There is a clear need for more critical discussion in the Cabinet room on Australia’s environment policy in the lead up to the Paris round of negotiations on the climate targets, writes Matthew Rose

While the Prime Minister maintains he accepts the science of global warming, his Government’s track record on policy and his ongoing disapproving comments on renewable energy investment in infrastructure such as wind farms make it difficult to take this assurance at face value.

While Tony Abbott seems unwilling to accept the environmental rationale for action on global warming, sooner rather than later it is clear that he will have to accept economic and geo political rationales.

In the last two months the ground has shifted dramatically both here and overseas. The Pope has thrust the Catholic Church into the centre of the discussion and has come out advocating for the world to take serious binding action.  Even Saudi Arabia has acknowledged the inevitable phase out of fossil fuels, the G7 which includes Canada a major exporter of fossil fuel has acknowledged the need to transition to a cleaner economy.

These announcements seemed aimed at building momentum for an agreement on effective binding targets at the Paris meeting in early December.

Here in Australia, AGL Energy, one of the main players in Australian electricity production, has said it will close all existing coal –fired power plants by 2050. Energy Australia’s parent company in Hong Kong has recently stated it is no longer interested in floating the company on the stock exchange something they have been considering for the past few years.

And in the last month, Alcoa has announced the closure of its Anglesea power station from August 31 and Alinta announced it will close its Port August coal power station by 2018.

This year despite dramatically lower feed in tariffs 62,000 new households have already joined the 1.4 million Australia households and businesses who have solar panels on their roofs. The world including Australia is on the cusp of battery storage disrupting traditional electricity market models and thousands of Australian’s work in the clean energy sector.

It seems that the Prime Minister is content to ignore this confluence of events and instead is more interested in joining Treasurer Joe Hockey talking down a successful Australian industry based on aesthetics and dodgy science rather than anything more complex. He is increasingly isolated in his opinions both in Australia and globally.

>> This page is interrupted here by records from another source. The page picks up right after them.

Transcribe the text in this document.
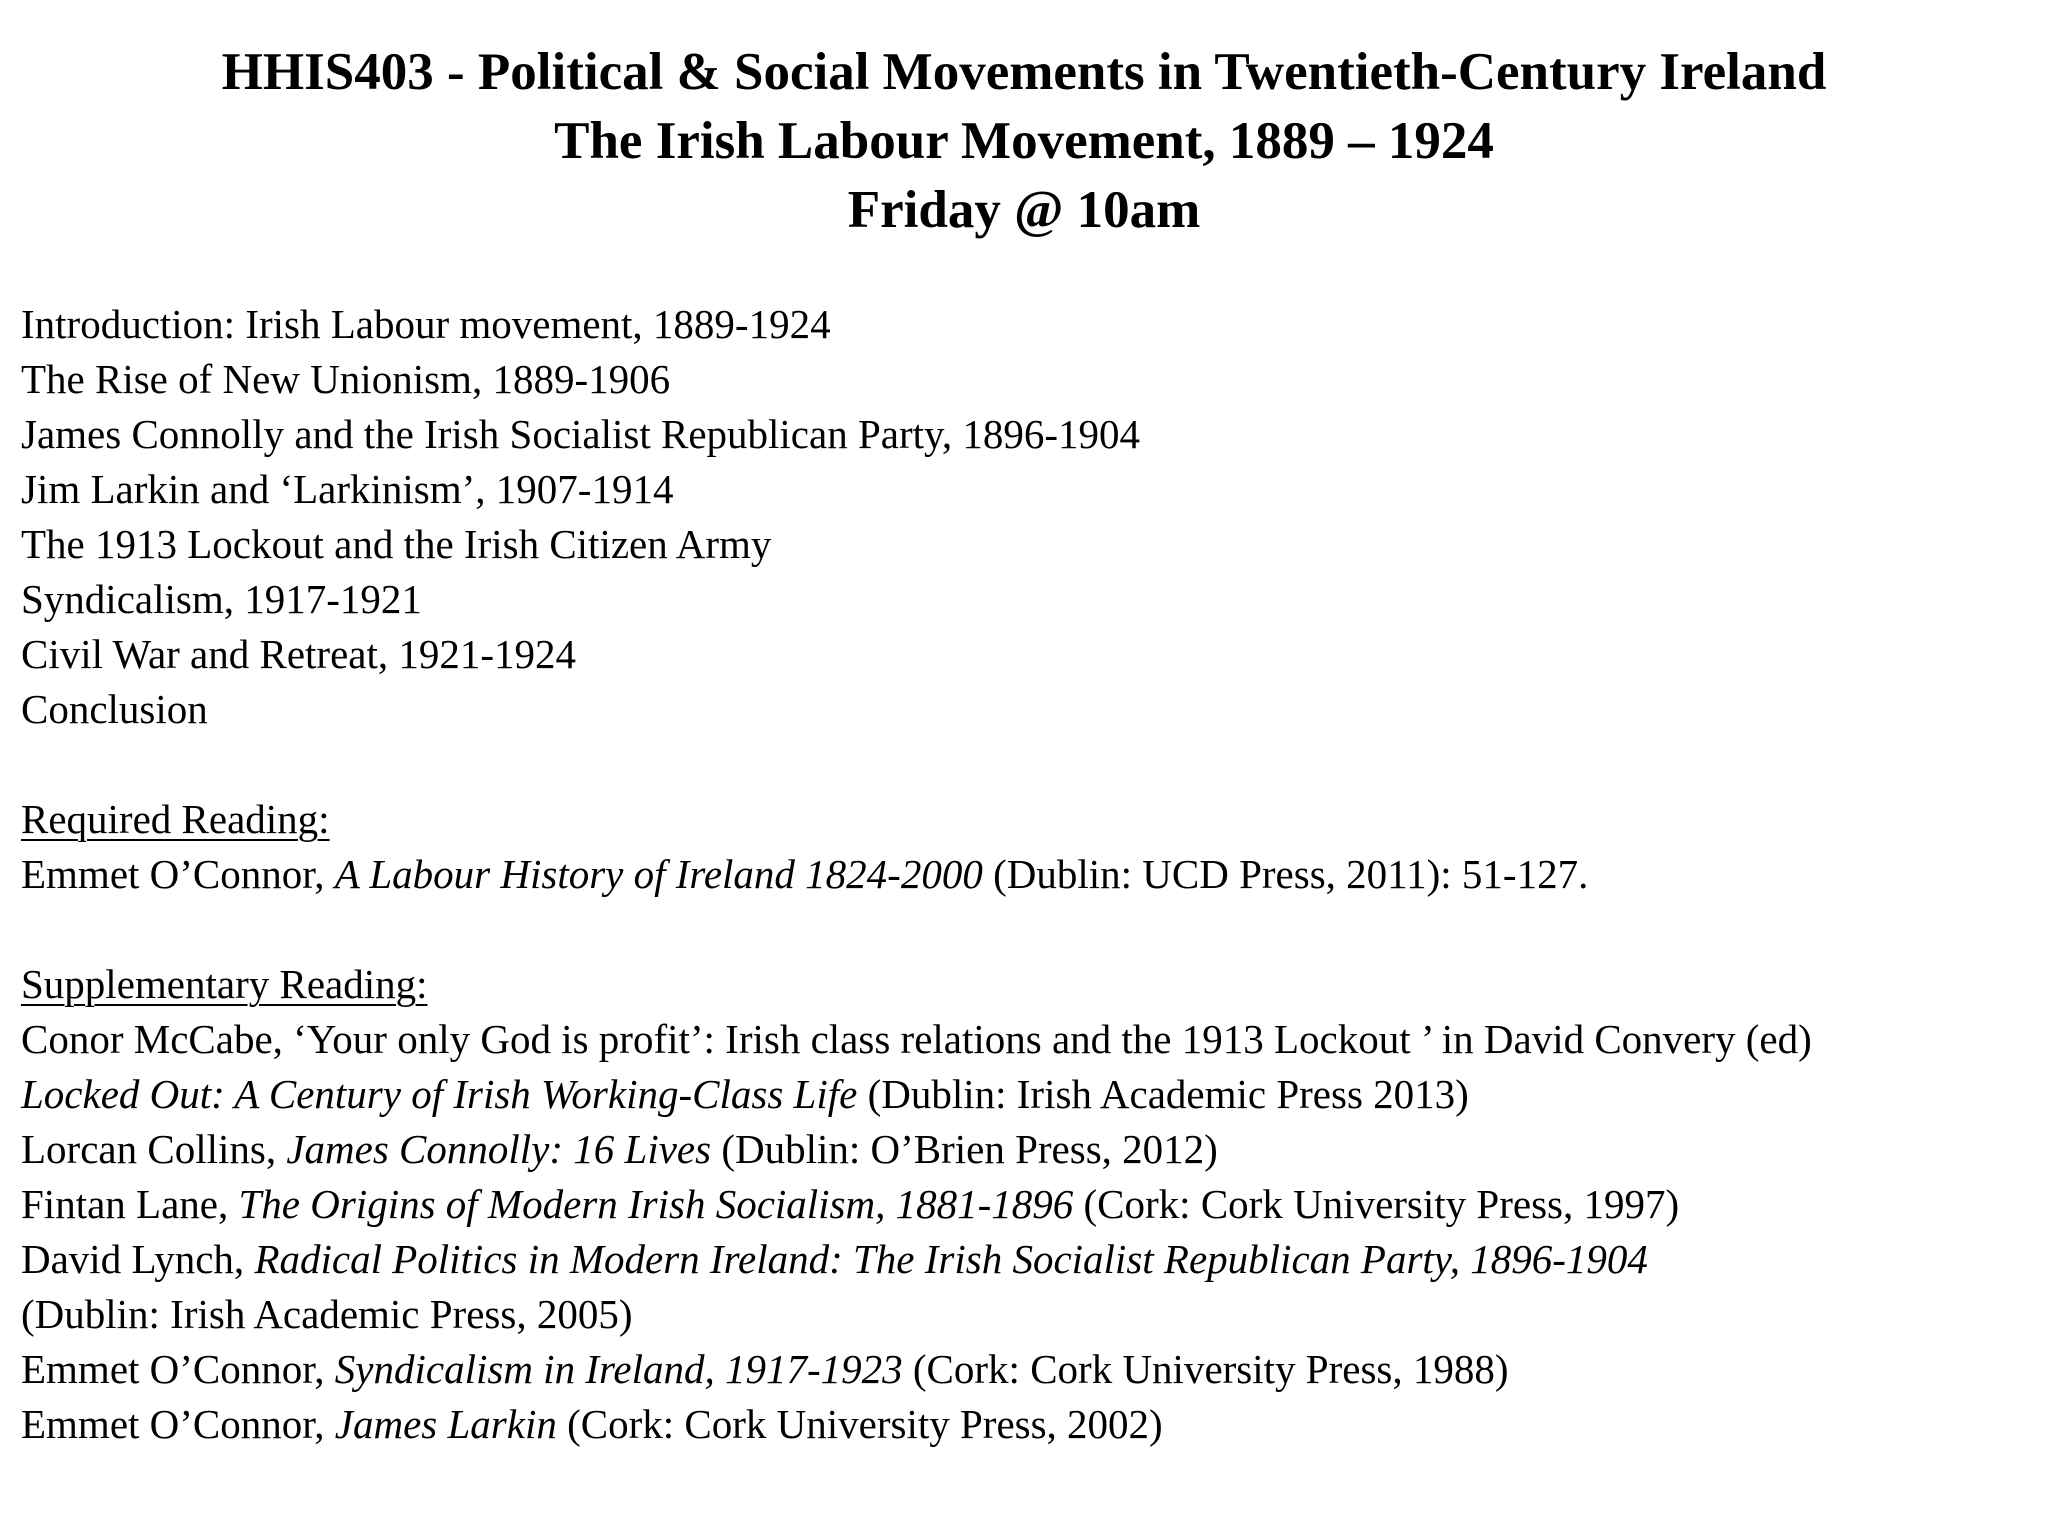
HHIS403 - Political & Social Movements in Twentieth-Century Ireland
The Irish Labour Movement, 1889 – 1924
Friday @ 10am
Introduction: Irish Labour movement, 1889-1924
The Rise of New Unionism, 1889-1906
James Connolly and the Irish Socialist Republican Party, 1896-1904
Jim Larkin and ‘Larkinism’, 1907-1914
The 1913 Lockout and the Irish Citizen Army
Syndicalism, 1917-1921
Civil War and Retreat, 1921-1924
Conclusion
Required Reading:
Emmet O’Connor, A Labour History of Ireland 1824-2000 (Dublin: UCD Press, 2011): 51-127.
Supplementary Reading:
Conor McCabe, ‘Your only God is profit’: Irish class relations and the 1913 Lockout ’ in David Convery (ed)
Locked Out: A Century of Irish Working-Class Life (Dublin: Irish Academic Press 2013)
Lorcan Collins, James Connolly: 16 Lives (Dublin: O’Brien Press, 2012)
Fintan Lane, The Origins of Modern Irish Socialism, 1881-1896 (Cork: Cork University Press, 1997)
David Lynch, Radical Politics in Modern Ireland: The Irish Socialist Republican Party, 1896-1904
(Dublin: Irish Academic Press, 2005)
Emmet O’Connor, Syndicalism in Ireland, 1917-1923 (Cork: Cork University Press, 1988)
Emmet O’Connor, James Larkin (Cork: Cork University Press, 2002)
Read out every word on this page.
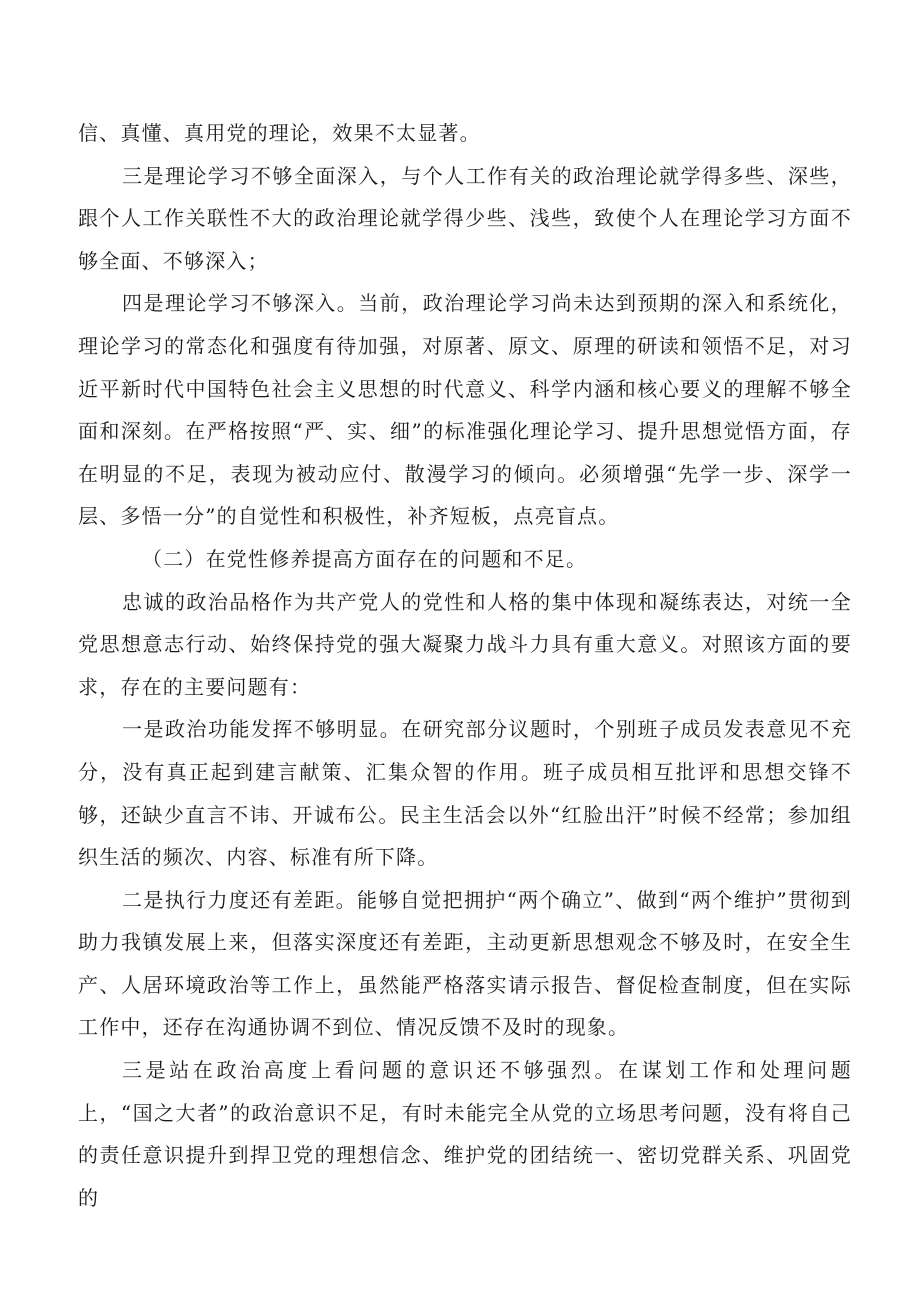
信、真懂、真用党的理论，效果不太显著。

三是理论学习不够全面深入，与个人工作有关的政治理论就学得多些、深些，跟个人工作关联性不大的政治理论就学得少些、浅些，致使个人在理论学习方面不够全面、不够深入；

四是理论学习不够深入。当前，政治理论学习尚未达到预期的深入和系统化，理论学习的常态化和强度有待加强，对原著、原文、原理的研读和领悟不足，对习近平新时代中国特色社会主义思想的时代意义、科学内涵和核心要义的理解不够全面和深刻。在严格按照“严、实、细”的标准强化理论学习、提升思想觉悟方面，存在明显的不足，表现为被动应付、散漫学习的倾向。必须增强“先学一步、深学一层、多悟一分”的自觉性和积极性，补齐短板，点亮盲点。

（二）在党性修养提高方面存在的问题和不足。

忠诚的政治品格作为共产党人的党性和人格的集中体现和凝练表达，对统一全党思想意志行动、始终保持党的强大凝聚力战斗力具有重大意义。对照该方面的要求，存在的主要问题有：

一是政治功能发挥不够明显。在研究部分议题时，个别班子成员发表意见不充分，没有真正起到建言献策、汇集众智的作用。班子成员相互批评和思想交锋不够，还缺少直言不讳、开诚布公。民主生活会以外“红脸出汗”时候不经常；参加组织生活的频次、内容、标准有所下降。

二是执行力度还有差距。能够自觉把拥护“两个确立”、做到“两个维护”贯彻到助力我镇发展上来，但落实深度还有差距，主动更新思想观念不够及时，在安全生产、人居环境政治等工作上，虽然能严格落实请示报告、督促检查制度，但在实际工作中，还存在沟通协调不到位、情况反馈不及时的现象。

三是站在政治高度上看问题的意识还不够强烈。在谋划工作和处理问题上，“国之大者”的政治意识不足，有时未能完全从党的立场思考问题，没有将自己的责任意识提升到捍卫党的理想信念、维护党的团结统一、密切党群关系、巩固党的
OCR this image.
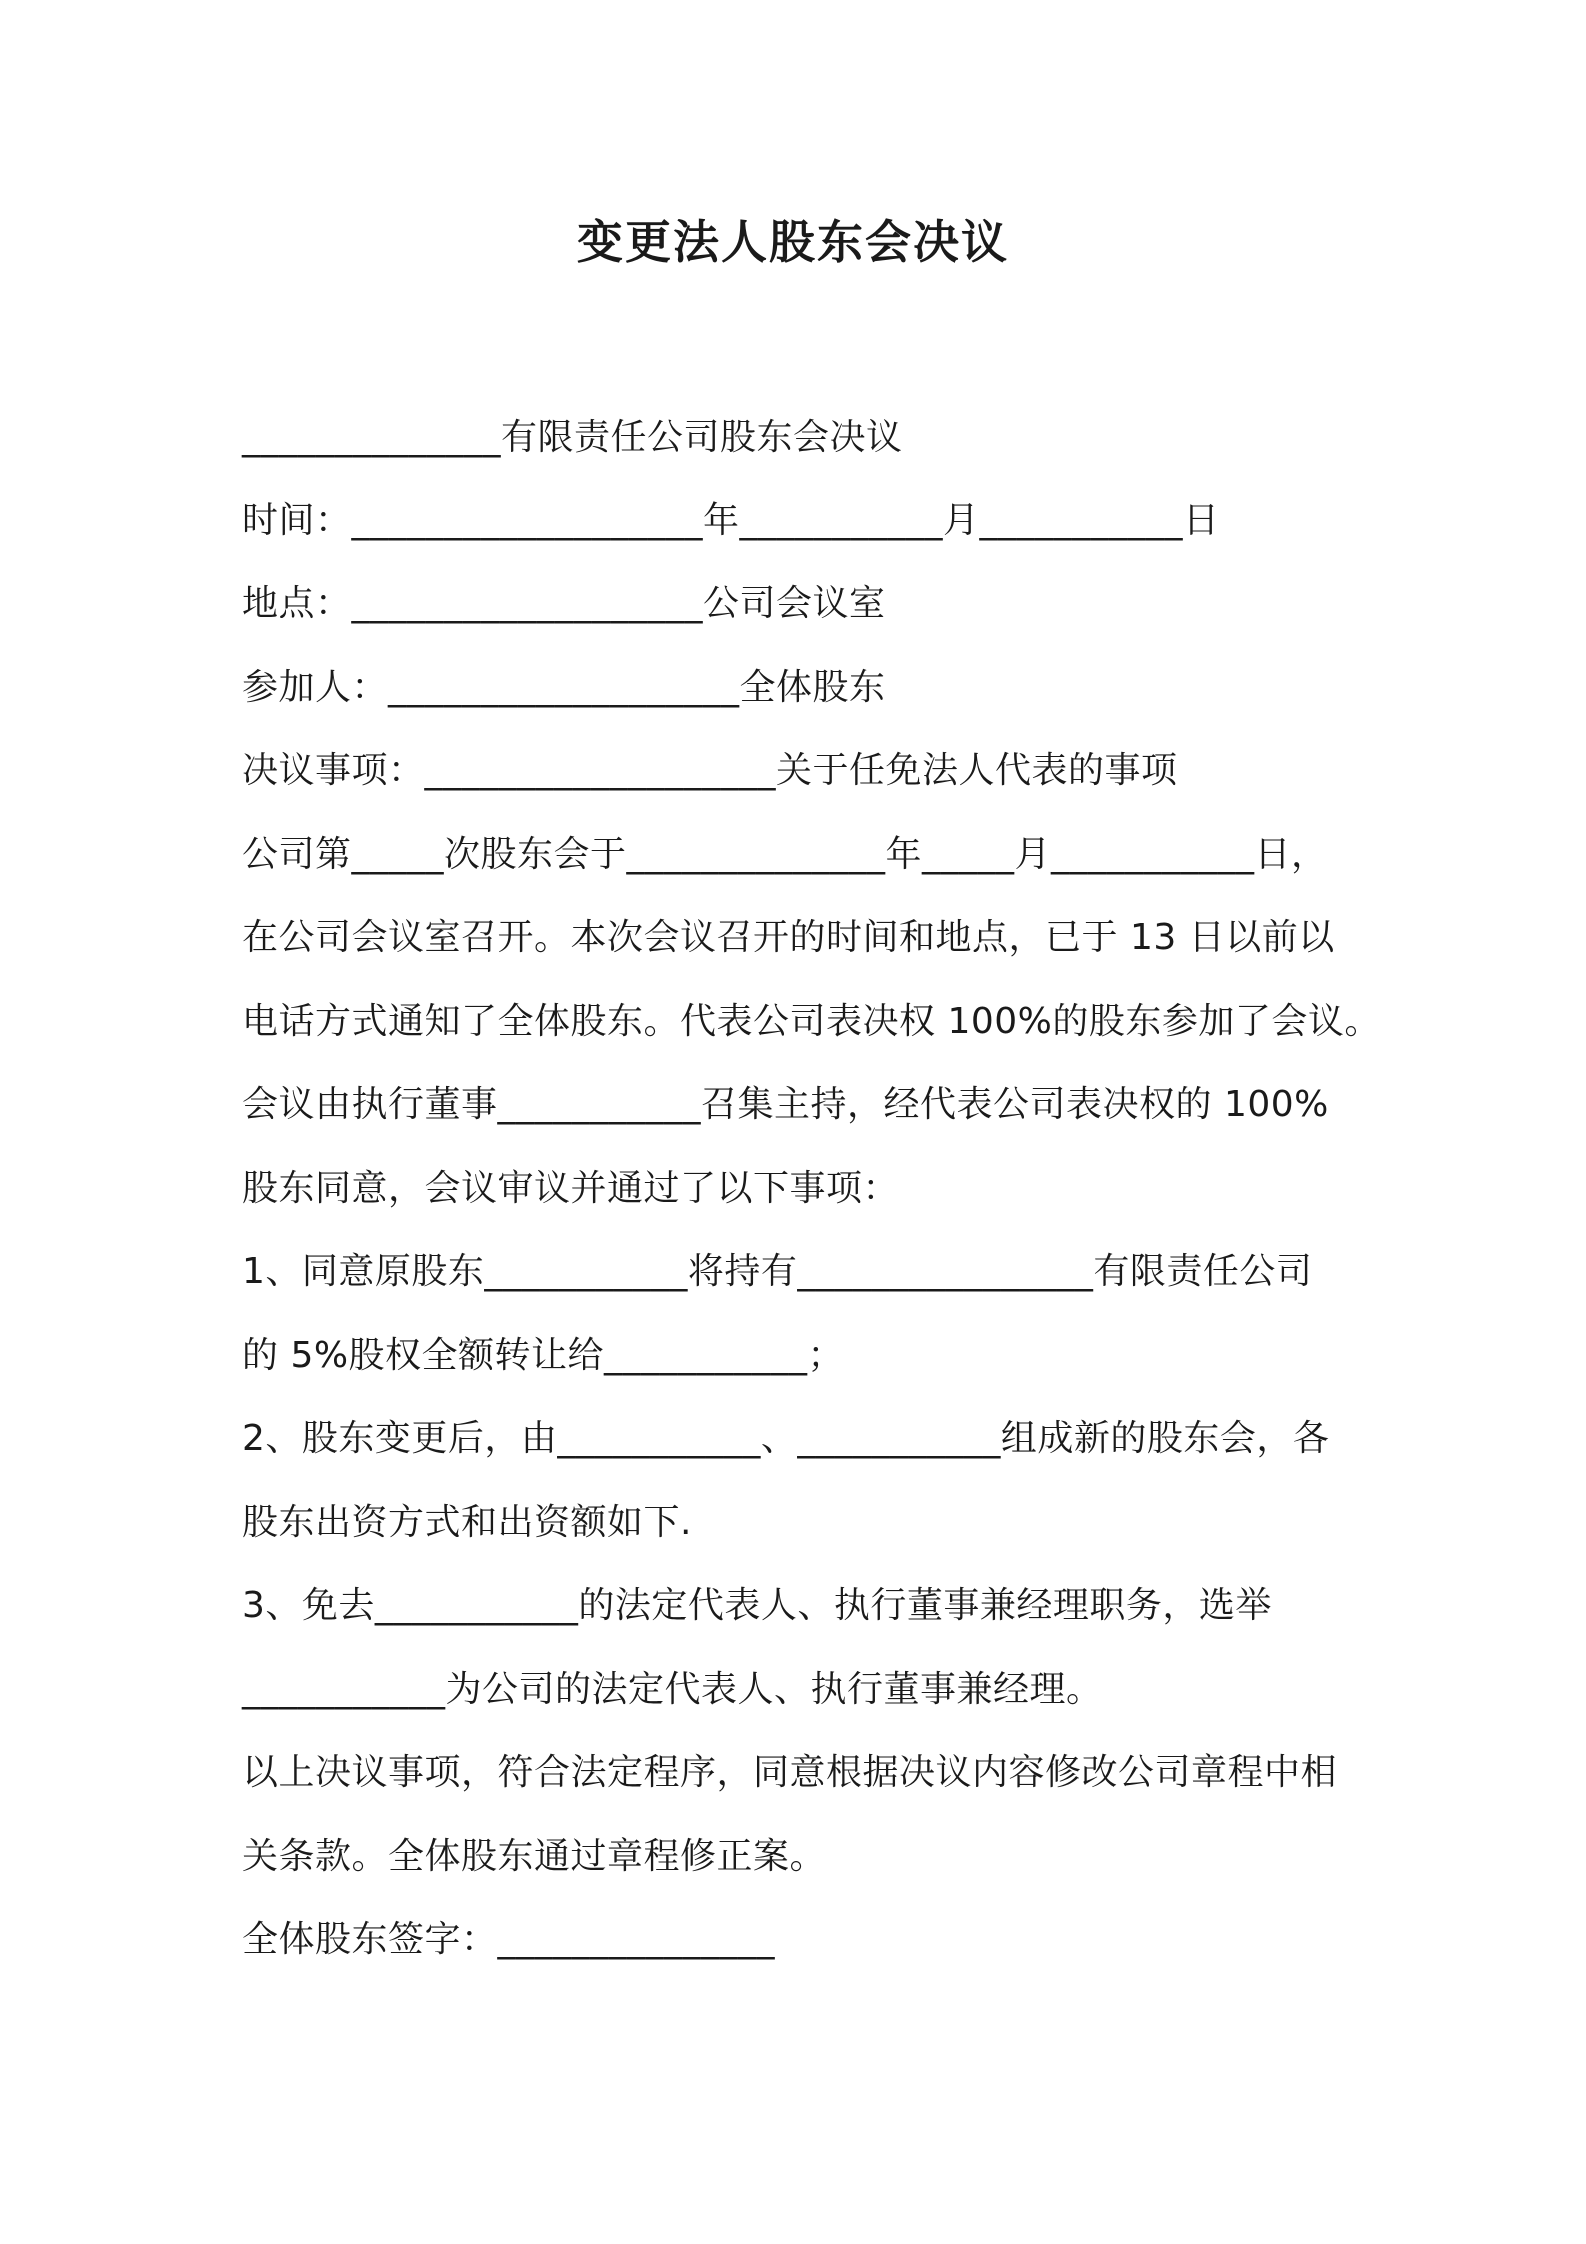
变更法人股东会决议
______________有限责任公司股东会决议
时间：___________________年___________月___________日
地点：___________________公司会议室
参加人：___________________全体股东
决议事项：___________________关于任免法人代表的事项
公司第_____次股东会于______________年_____月___________日，
在公司会议室召开。本次会议召开的时间和地点，已于 13 日以前以
电话方式通知了全体股东。代表公司表决权 100%的股东参加了会议。
会议由执行董事___________召集主持，经代表公司表决权的 100%
股东同意，会议审议并通过了以下事项：
1、同意原股东___________将持有________________有限责任公司
的 5%股权全额转让给___________；
2、股东变更后，由___________、___________组成新的股东会，各
股东出资方式和出资额如下.
3、免去___________的法定代表人、执行董事兼经理职务，选举
___________为公司的法定代表人、执行董事兼经理。
以上决议事项，符合法定程序，同意根据决议内容修改公司章程中相
关条款。全体股东通过章程修正案。
全体股东签字：_______________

Following his recent comments that wind farms are ‘ugly’, noisy and ‘visually awful’ (as opposed to coal-fired power stations being ‘good for humanity’) – it is clear the Prime Minister is set in his ways. As head of the Government this means it is likely Australia will become increasingly isolated in the global warming debate.

The longer Australia refuses to accept the need to play a constructive role in the international sphere, the longer Australia will continue to ignore the imperative to put in place appropriate domestic measures. This means Australia will continue to lack national leadership on climate mitigation and the inevitable need to transition our industries and jobs while ensuring ongoing community wellbeing.   

Tony Abbott and Joe Hockey are content to leave Australia internationally isolated on global warming policy. This will have dramatic environmental and economic consequences as appropriate planning and investment will not be undertaken.

It is now time for Abbott’s more environmentally inclined cabinet colleagues to use the Cabinet process and urge the two most powerful Ministers to consider the ramifications if Australia fails to commit to strong emissions reductions targets ahead of Paris.

Economic and geo political forces are moving quickly, the longer Australia refuses to budge the more isolated it becomes and the more chances it misses to ensure Australia is at the forefront of the world’s transition.